The Regulatory Reform (Fire Safety) Order (RRO for short) replaced about 70 pieces of fire legislation and is concerned with the life of the building from the time of occupation. The purpose of the RRO is to define the responsibilities of the occupiers of the building to provide general fire precautions, keep a check on the activities within the building, remove, reduce or control fire risks, train staff in fire procedures and maintain and test fire safety equipment. A building can be perfectly safe until people are introduced into it and the RRO is the piece of legislation which aims to outline how to manage the activities and people within a building to ensure that in the event of fire, everyone remains safe. When you are designing a building you have to comply with the requirements of the Building Regulations for Fire Safety but do you also have to consider the RRO?
The Building Regulations already consider the occupant type – sleeping or awake, familiar or unfamiliar with the building. They take into account the type of building – residential, industrial, office, assembly and recreation – and therefore the type of activities which will be taking place there. The height of the top floor and the extent of the footprint of the building are also taken into account, the guidance suggesting greater levels of fire resistance for a greater number of floors or a building which operates a phased evacuation policy.
The RRO looks at what actually happens in the building when it is occupied so, from this viewpoint, we can improve our designs by asking sometimes basic questions to make sure that the building includes features that will assist in the safe running of that building.

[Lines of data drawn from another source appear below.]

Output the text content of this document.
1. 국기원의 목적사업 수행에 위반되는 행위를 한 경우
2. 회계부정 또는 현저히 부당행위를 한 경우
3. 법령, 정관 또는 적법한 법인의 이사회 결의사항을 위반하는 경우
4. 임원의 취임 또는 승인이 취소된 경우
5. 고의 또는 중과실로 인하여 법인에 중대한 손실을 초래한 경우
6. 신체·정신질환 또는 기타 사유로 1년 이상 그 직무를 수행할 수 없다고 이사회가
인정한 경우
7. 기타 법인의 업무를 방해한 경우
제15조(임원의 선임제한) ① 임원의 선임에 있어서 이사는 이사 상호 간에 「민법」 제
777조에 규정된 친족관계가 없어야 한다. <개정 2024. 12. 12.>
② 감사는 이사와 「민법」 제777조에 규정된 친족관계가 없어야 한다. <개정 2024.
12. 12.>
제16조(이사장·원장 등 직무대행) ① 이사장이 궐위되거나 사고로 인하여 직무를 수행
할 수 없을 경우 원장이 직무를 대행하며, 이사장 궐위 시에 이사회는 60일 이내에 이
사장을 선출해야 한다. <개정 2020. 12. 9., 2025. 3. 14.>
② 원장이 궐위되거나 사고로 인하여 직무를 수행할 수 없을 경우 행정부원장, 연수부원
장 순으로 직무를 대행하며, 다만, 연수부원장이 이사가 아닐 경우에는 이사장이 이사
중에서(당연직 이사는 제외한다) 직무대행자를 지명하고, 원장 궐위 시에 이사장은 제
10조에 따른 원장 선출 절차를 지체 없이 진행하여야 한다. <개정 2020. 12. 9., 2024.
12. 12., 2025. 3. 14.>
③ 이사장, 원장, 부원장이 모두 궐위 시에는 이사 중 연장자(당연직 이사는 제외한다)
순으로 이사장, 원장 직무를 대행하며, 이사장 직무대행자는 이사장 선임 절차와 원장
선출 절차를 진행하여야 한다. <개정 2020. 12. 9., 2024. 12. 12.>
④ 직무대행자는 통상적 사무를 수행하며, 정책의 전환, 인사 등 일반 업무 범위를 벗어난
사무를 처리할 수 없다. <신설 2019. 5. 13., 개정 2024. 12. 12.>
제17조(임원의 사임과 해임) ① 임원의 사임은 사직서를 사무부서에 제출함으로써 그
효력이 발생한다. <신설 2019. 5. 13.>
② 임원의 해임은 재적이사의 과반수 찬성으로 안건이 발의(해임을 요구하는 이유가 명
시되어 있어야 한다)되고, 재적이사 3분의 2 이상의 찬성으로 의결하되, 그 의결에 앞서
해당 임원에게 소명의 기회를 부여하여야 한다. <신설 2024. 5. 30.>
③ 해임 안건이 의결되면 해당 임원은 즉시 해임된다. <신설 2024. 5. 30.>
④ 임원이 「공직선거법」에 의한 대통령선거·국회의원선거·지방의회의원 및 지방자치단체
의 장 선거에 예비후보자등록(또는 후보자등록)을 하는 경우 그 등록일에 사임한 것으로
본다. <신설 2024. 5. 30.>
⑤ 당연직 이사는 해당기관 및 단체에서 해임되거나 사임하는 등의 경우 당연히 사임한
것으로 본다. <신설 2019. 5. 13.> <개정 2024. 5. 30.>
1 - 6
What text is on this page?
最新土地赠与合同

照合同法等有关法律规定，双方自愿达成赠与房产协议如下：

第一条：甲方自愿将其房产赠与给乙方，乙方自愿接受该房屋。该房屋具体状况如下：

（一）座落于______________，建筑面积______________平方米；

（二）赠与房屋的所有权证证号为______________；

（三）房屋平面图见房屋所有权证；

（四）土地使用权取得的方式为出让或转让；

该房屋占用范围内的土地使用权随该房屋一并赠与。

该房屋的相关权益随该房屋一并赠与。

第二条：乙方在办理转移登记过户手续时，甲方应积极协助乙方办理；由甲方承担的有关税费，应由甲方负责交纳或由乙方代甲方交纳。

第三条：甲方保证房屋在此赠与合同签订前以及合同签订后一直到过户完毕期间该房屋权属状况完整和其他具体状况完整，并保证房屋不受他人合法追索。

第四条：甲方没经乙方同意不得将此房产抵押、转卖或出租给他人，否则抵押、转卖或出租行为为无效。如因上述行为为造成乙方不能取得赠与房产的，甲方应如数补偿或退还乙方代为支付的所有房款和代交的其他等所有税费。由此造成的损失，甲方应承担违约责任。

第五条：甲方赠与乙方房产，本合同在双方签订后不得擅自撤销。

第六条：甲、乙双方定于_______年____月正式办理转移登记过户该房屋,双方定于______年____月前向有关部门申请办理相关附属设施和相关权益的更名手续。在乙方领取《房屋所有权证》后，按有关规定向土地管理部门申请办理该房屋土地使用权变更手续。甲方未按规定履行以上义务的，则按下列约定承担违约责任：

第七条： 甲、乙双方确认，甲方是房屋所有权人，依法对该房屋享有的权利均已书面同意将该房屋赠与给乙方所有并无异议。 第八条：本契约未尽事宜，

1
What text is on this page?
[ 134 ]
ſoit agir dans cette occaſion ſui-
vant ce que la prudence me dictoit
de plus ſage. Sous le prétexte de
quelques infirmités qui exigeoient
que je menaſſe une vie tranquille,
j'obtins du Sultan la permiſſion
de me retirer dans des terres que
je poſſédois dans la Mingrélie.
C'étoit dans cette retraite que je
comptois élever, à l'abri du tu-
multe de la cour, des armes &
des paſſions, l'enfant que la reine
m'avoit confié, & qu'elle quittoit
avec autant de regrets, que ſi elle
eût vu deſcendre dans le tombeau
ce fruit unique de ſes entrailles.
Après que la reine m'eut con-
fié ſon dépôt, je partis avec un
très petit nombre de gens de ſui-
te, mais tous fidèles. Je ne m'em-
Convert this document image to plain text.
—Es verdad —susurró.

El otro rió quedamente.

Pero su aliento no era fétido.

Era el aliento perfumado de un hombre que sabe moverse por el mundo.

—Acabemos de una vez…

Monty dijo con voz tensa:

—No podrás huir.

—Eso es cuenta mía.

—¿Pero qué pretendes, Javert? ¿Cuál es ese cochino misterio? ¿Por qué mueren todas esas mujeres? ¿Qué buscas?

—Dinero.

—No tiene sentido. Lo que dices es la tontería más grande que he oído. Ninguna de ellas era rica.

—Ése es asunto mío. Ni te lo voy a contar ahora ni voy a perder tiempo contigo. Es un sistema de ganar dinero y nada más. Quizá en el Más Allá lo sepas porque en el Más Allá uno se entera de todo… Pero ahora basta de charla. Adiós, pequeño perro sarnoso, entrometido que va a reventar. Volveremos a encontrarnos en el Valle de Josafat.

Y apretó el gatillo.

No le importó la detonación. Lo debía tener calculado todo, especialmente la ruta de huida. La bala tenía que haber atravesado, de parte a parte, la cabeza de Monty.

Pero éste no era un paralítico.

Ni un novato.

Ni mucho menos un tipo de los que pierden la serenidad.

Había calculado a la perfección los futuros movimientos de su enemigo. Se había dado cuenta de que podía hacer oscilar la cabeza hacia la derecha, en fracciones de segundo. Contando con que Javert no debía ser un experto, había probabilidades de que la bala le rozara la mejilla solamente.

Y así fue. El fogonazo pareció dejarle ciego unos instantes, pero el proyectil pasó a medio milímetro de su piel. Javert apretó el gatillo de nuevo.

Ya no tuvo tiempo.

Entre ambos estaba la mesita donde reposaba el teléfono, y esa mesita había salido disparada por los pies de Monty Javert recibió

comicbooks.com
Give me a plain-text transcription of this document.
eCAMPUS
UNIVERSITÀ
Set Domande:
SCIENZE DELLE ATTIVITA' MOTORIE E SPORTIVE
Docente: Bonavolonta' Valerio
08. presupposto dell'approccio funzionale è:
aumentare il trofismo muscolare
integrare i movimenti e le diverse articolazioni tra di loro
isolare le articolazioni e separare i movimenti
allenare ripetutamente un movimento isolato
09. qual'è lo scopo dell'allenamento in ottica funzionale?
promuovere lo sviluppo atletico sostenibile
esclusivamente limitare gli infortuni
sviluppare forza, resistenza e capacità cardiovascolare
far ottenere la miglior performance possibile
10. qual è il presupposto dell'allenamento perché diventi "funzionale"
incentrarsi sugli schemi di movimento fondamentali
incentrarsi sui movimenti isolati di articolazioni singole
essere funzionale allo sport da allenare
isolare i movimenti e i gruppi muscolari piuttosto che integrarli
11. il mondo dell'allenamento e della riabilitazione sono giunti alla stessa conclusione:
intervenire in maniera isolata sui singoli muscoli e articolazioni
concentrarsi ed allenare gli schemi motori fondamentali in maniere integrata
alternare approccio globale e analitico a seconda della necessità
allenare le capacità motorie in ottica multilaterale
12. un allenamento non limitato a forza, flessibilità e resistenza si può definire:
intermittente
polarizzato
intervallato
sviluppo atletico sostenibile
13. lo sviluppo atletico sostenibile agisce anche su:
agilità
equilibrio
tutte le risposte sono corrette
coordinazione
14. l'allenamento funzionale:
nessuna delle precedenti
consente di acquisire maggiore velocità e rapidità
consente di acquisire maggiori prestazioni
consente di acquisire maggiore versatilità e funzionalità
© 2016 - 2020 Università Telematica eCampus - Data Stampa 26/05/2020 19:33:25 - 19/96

In a student accommodation building with a single stair – where will the post be put – pigeon holes at the base of the stair would be convenient but not ideal in a sterile staircase therefore make provision for post to be stored in the common room which is fire separated from the staircase. In schools and bars call points can be misused therefore consider hinged covers, alarmed covers, CCTV or the sighting of call points in staff areas at the design stage to limit false alarms when the building is occupied.
In conclusion, the Building Regulations are there to ensure that fire safety is considered in the design of buildings and the occupants, type of activity and size of the building are all taken into account at the design stage. The Regulatory Reform (Fire Safety) Order is concerned with how the building is actually used and managed. There is a cross over between the two and therefore it is essential for good communication at the design stage so a holistic view can be taken and some aspects of the future use of the building can be addressed.